Gage crowded closer, his eyebrow raised. There wasn’t a single thing in the bedroom untouched—or unbroken. “Searching for what?”

“Evidence that Bijou has been here.”

Gage opened and closed his mouth again. “Damn, bro. This isn’t a good situation.”

“He didn’t find anythin’,” Remy stated. “I’m not about to set her up as a target of that kind of anger. I took enough of a chance kissing her publicly. I was fairly certain he’d come after me, and I knew if he came here, he would be satisfied that Bijou has never been here.”

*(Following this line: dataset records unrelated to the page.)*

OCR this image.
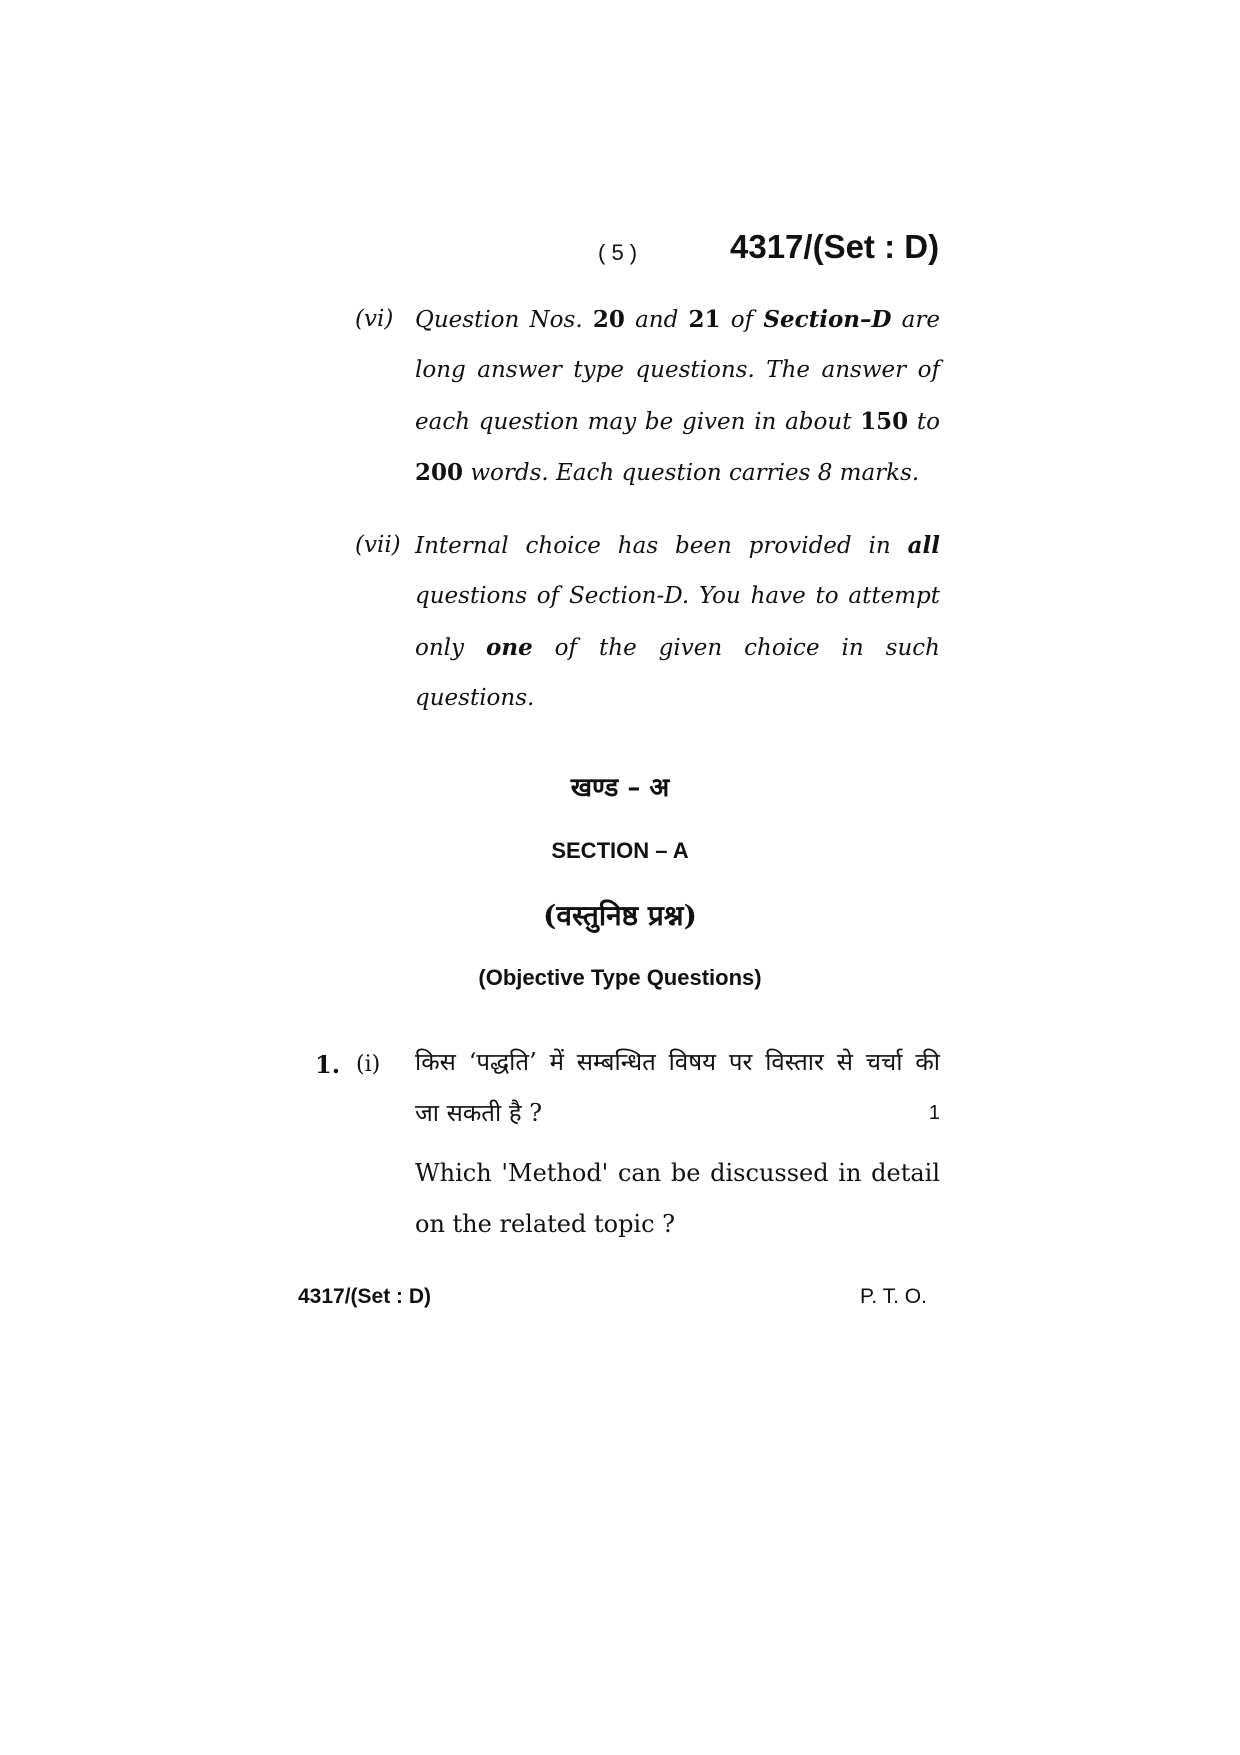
( 5 )	4317/(Set : D)
(vi) Question Nos. 20 and 21 of Section–D are
long answer type questions. The answer of
each question may be given in about 150 to
200 words. Each question carries 8 marks.
(vii) Internal choice has been provided in all
questions of Section-D. You have to attempt
only one of the given choice in such
questions.
खण्ड – अ
SECTION – A
(वस्तुनिष्ठ प्रश्न)
(Objective Type Questions)
1. (i) किस ‘पद्धति’ में सम्बन्धित विषय पर विस्तार से चर्चा की
जा सकती है ?	1
Which 'Method' can be discussed in detail
on the related topic ?
4317/(Set : D)	P. T. O.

“You took a big risk, Remy,” Gage pointed out. “Look at the rage this stalker exhibits. He almost acts as if he owns her. She’s in real danger and kissin’ her probably added to that.”

“It was a calculated risk,” Remy admitted. “And necessary to draw him out.” He gestured toward the bed. “I think he was makin’ a statement.”

There was nothing left of the bed. Even the frame was in splinters. The mattress was slashed, ripped and stabbed repeatedly, the guts all over the room. Remy was thankful his good mattress was in his home in the bayou. On the wall, like the wall of the sitting room, a giant eye was painted in dripping red paint, the meaning clear. He was being watched. Bijou was being watched.

“Yeah, I get it,” he murmured under his breath. “Tell everyone to be careful, Gage. If they scent this man, I don’ want anyone approachin’ him. Just have them ID him to me.”